I dont know…Its hard sometimes to know who to trust. I have not started using any kind of salt.

jayabee52
jayabee52 2011-09-21 19:59:35 -0500 Report

My bride "Jem" Had problems with keeping her salt balanced becaise due to her Congestive Heart Failure (CHF) she had to take diuretics, and she took so many diuretics and had to urinate so much that her sodium numbers were down quite a bit, so she had to load up on salt for a while. Her body always seemed to go out of balance so easily. She would have too much water in her system and then the next day she had too little water. From blood test to blood test one would never know just how her test numbers would turn out.

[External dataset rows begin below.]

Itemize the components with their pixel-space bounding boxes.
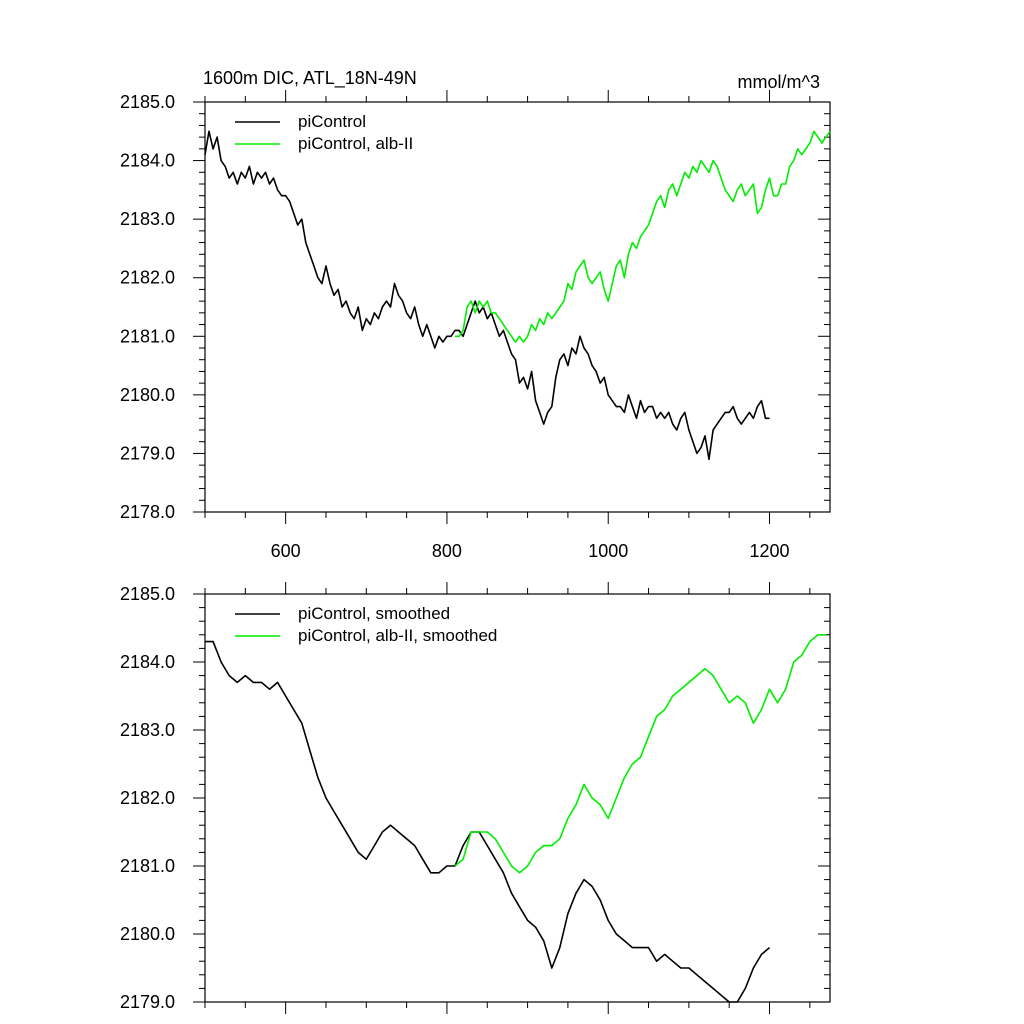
y-tick-label: 2182.0 (120, 268, 175, 288)
series-line-0 (205, 640, 771, 1003)
legend-label: piControl, alb-II (298, 134, 413, 153)
legend-label: piControl (298, 112, 366, 131)
legend-label: piControl, smoothed (298, 604, 450, 623)
y-tick-label: 2184.0 (120, 652, 175, 672)
units-label: mmol/m^3 (738, 72, 820, 92)
y-tick-label: 2178.0 (120, 502, 175, 522)
series-line-1 (455, 130, 831, 343)
y-tick-label: 2180.0 (120, 385, 175, 405)
y-tick-label: 2184.0 (120, 151, 175, 171)
y-tick-label: 2179.0 (120, 992, 175, 1012)
x-tick-label: 600 (271, 541, 301, 561)
bottom-panel: 2179.0 2180.0 2181.0 2182.0 2183.0 2184.0 2185… (120, 582, 831, 1014)
plot-frame (204, 593, 831, 1003)
y-tick-label: 2181.0 (120, 856, 175, 876)
y-tick-label: 2185.0 (120, 584, 175, 604)
y-tick-label: 2181.0 (120, 326, 175, 346)
y-tick-label: 2183.0 (120, 720, 175, 740)
legend-label: piControl, alb-II, smoothed (298, 626, 497, 645)
y-tick-label: 2183.0 (120, 209, 175, 229)
series-line-1 (454, 634, 826, 874)
y-tick-label: 2185.0 (120, 92, 175, 112)
x-tick-label: 1200 (749, 541, 789, 561)
y-tick-label: 2180.0 (120, 924, 175, 944)
figure-title: 1600m DIC, ATL_18N-49N (203, 68, 417, 89)
y-tick-label: 2179.0 (120, 443, 175, 463)
plot-frame (204, 101, 831, 513)
y-tick-label: 2182.0 (120, 788, 175, 808)
x-tick-label: 1000 (588, 541, 628, 561)
x-tick-label: 800 (432, 541, 462, 561)
top-panel: 2178.0 2179.0 2180.0 2181.0 2182.0 2183.0 2184… (120, 90, 831, 561)
series-line-0 (204, 130, 770, 461)
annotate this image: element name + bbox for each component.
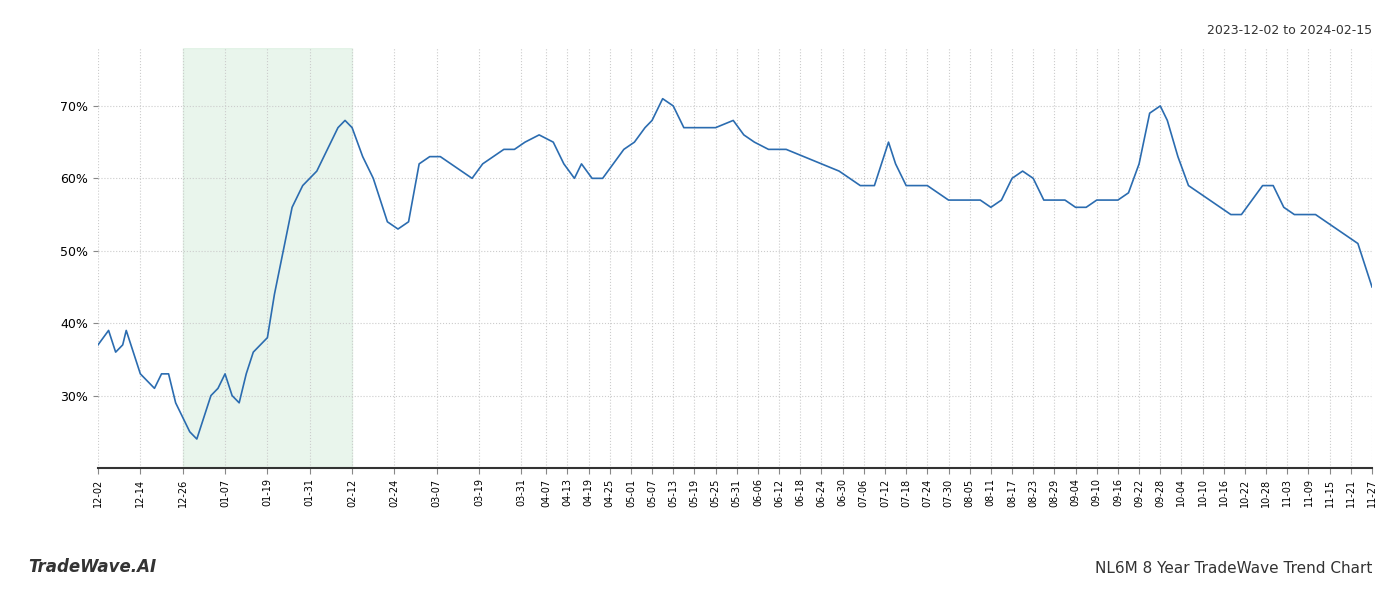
Text: TradeWave.AI: TradeWave.AI (28, 558, 157, 576)
Text: 2023-12-02 to 2024-02-15: 2023-12-02 to 2024-02-15 (1207, 24, 1372, 37)
Bar (182, 48, 351, 468)
Text: NL6M 8 Year TradeWave Trend Chart: NL6M 8 Year TradeWave Trend Chart (1095, 561, 1372, 576)
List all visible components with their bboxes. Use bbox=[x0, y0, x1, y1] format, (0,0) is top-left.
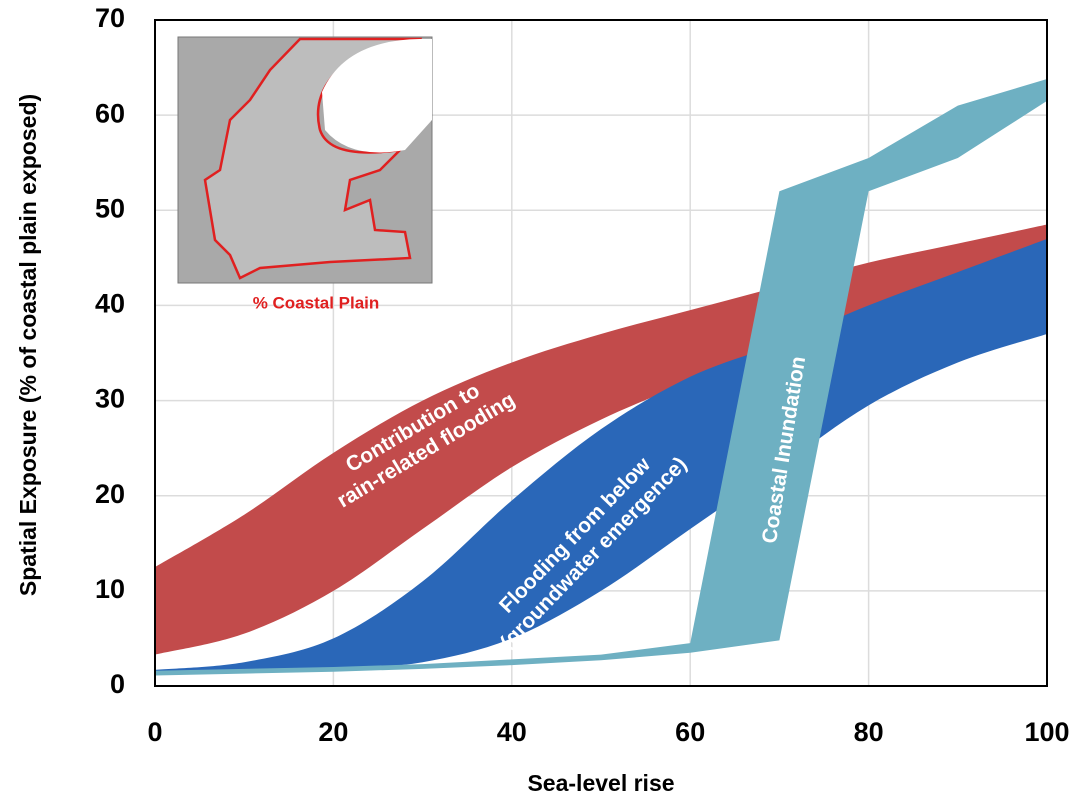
y-tick-label: 70 bbox=[95, 3, 125, 33]
x-tick-label: 60 bbox=[675, 717, 705, 747]
x-tick-label: 20 bbox=[318, 717, 348, 747]
y-axis-label: Spatial Exposure (% of coastal plain exp… bbox=[15, 94, 41, 596]
x-tick-label: 100 bbox=[1024, 717, 1069, 747]
y-tick-label: 40 bbox=[95, 289, 125, 319]
x-tick-label: 40 bbox=[497, 717, 527, 747]
inset-label: % Coastal Plain bbox=[253, 293, 380, 312]
inset-map: % Coastal Plain bbox=[178, 37, 432, 312]
x-axis-label: Sea-level rise bbox=[527, 770, 674, 796]
y-tick-label: 60 bbox=[95, 98, 125, 128]
y-tick-label: 50 bbox=[95, 193, 125, 223]
y-tick-label: 10 bbox=[95, 574, 125, 604]
x-tick-label: 80 bbox=[854, 717, 884, 747]
y-tick-label: 30 bbox=[95, 384, 125, 414]
y-tick-label: 20 bbox=[95, 479, 125, 509]
x-tick-label: 0 bbox=[147, 717, 162, 747]
chart: % Coastal Plain 0 10 20 30 40 50 60 70 0 20 40 60 80… bbox=[0, 0, 1071, 803]
y-tick-label: 0 bbox=[110, 669, 125, 699]
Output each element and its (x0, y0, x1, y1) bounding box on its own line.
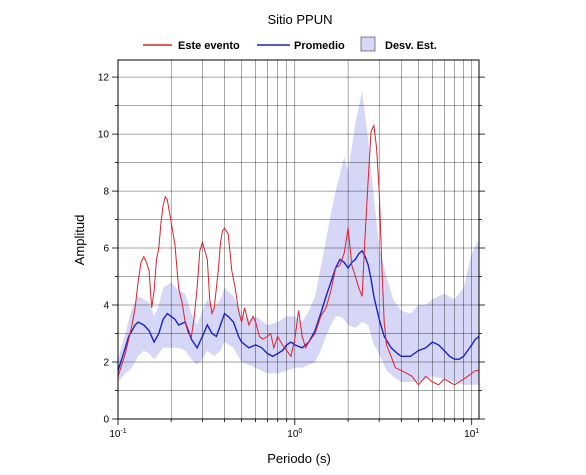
chart-title: Sitio PPUN (267, 12, 332, 27)
x-tick-label: 10-1 (109, 428, 126, 440)
x-tick-label: 101 (464, 428, 479, 440)
std-dev-band (118, 91, 479, 385)
y-tick-label: 10 (98, 130, 110, 141)
axis-ticks: 0 2 4 6 8 10 12 10-1 100 101 (98, 73, 485, 440)
y-tick-label: 6 (103, 244, 109, 255)
y-tick-label: 2 (103, 358, 109, 369)
legend-swatch-desv-est (360, 36, 376, 52)
x-axis-label: Periodo (s) (267, 451, 331, 466)
legend-label-desv-est: Desv. Est. (385, 40, 437, 52)
grid (118, 60, 479, 419)
y-tick-label: 12 (98, 73, 110, 84)
series-este-evento-line (117, 123, 479, 386)
y-axis-label: Amplitud (72, 215, 87, 266)
legend-label-este-evento: Este evento (178, 40, 240, 52)
y-tick-label: 8 (103, 187, 109, 198)
x-tick-label: 100 (287, 428, 302, 440)
series-promedio-line (117, 249, 480, 371)
legend-label-promedio: Promedio (294, 40, 345, 52)
y-tick-label: 4 (103, 301, 109, 312)
y-tick-label: 0 (103, 415, 109, 426)
plot-frame (117, 59, 480, 420)
legend: Este evento Promedio Desv. Est. (143, 36, 437, 52)
plot-area: 0 2 4 6 8 10 12 10-1 100 101 (98, 59, 485, 440)
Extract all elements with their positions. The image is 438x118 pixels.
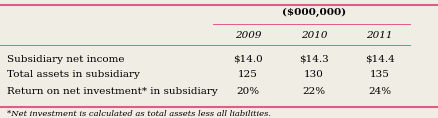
Text: *Net investment is calculated as total assets less all liabilities.: *Net investment is calculated as total a… (7, 110, 270, 118)
Text: Return on net investment* in subsidiary: Return on net investment* in subsidiary (7, 87, 217, 96)
Text: 2010: 2010 (300, 31, 326, 40)
Text: 24%: 24% (367, 87, 390, 96)
Text: 125: 125 (237, 70, 258, 79)
Text: $14.0: $14.0 (233, 55, 262, 63)
Text: 20%: 20% (236, 87, 259, 96)
Text: $14.3: $14.3 (298, 55, 328, 63)
Text: 130: 130 (303, 70, 323, 79)
Text: Total assets in subsidiary: Total assets in subsidiary (7, 70, 139, 79)
Text: 2011: 2011 (366, 31, 392, 40)
Text: Subsidiary net income: Subsidiary net income (7, 55, 124, 63)
Text: $14.4: $14.4 (364, 55, 394, 63)
Text: 135: 135 (369, 70, 389, 79)
Text: 22%: 22% (302, 87, 325, 96)
Text: ($000,000): ($000,000) (281, 8, 345, 17)
Text: 2009: 2009 (234, 31, 261, 40)
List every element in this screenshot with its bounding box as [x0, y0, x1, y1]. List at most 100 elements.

She drove the Drs and nurses who were charged with her care a little bit batty at times. But I have to give her medical team a lot of credit, because they kept her alive and functioning for 20 years with her CHF before she passed. But she was a real loving person to her medical team and to me.

jayabee52
jayabee52 2011-09-21 16:58:12 -0500 Report

As far as chemical comopsition Salt is NaCl (sodium plus chlorine) no matter whether it is sourced from a salt mine, or is evaporated from out of sea water. The sea salt may have other chemicals or minerals with it, and that gives it a unique flavor. Otherwise there is no difference.

ShellyLargent
ShellyLargent 2011-09-21 16:28:17 -0500 Report

Here's a link to an article written by the Mayo Clinic: http://www.mayoclinic.com/health/sea-salt/AN0... Hope it helps answer your question.

MEGriff1950
MEGriff1950 2011-09-21 16:35:59 -0500 Report

Shelly this is an excellant article. I copied the last sentence to paste here.
" And limit total sodium to less than 2,300 milligrams a day — or 1,500 milligrams if you're age 51 or older, or if you are black, or if you have high blood pressure, diabetes or chronic kidney disease." My dr says try to keep it under 800 mgs a day. Just to give some an idea the Arby's crispy chicken sandwith has 1,250 mg of sodium.

jayabee52
jayabee52 2011-09-21 18:12:40 -0500 Report

I have noted that a lot of the meat which Arbys serves taste overly salted to me. But I just put that off to me being particularly sensitive to salt since I don't normally eat a whole lot of it.

MEGriff1950
MEGriff1950 2011-09-21 20:09:37 -0500 Report

You can go online to the many chain food restaurants and get the nutrition information before you get there.

Type1Lou
Type1Lou 2011-09-22 08:01:01 -0500 Report

There are also some books that provide that info (and undoubtedly some apps for ipods and such that I don't have) I carry "Dana Carpender's New Carb & Calorie Counter" that has listings for 35 fast food restaurants. That's where I discovered that my all-time favorite fast food (Taco Bell's Mexican Pizza) has 45 grams of carb and 530 calories…double OUCH!

MEGriff1950
MEGriff1950 2011-09-21 15:52:52 -0500 Report

If you are on a low sodium restriction my guess is yes. If you aren't and do not have edema then it might be ok. We all need sodium in our diets but most people get what they need from their foods naturally without adding more.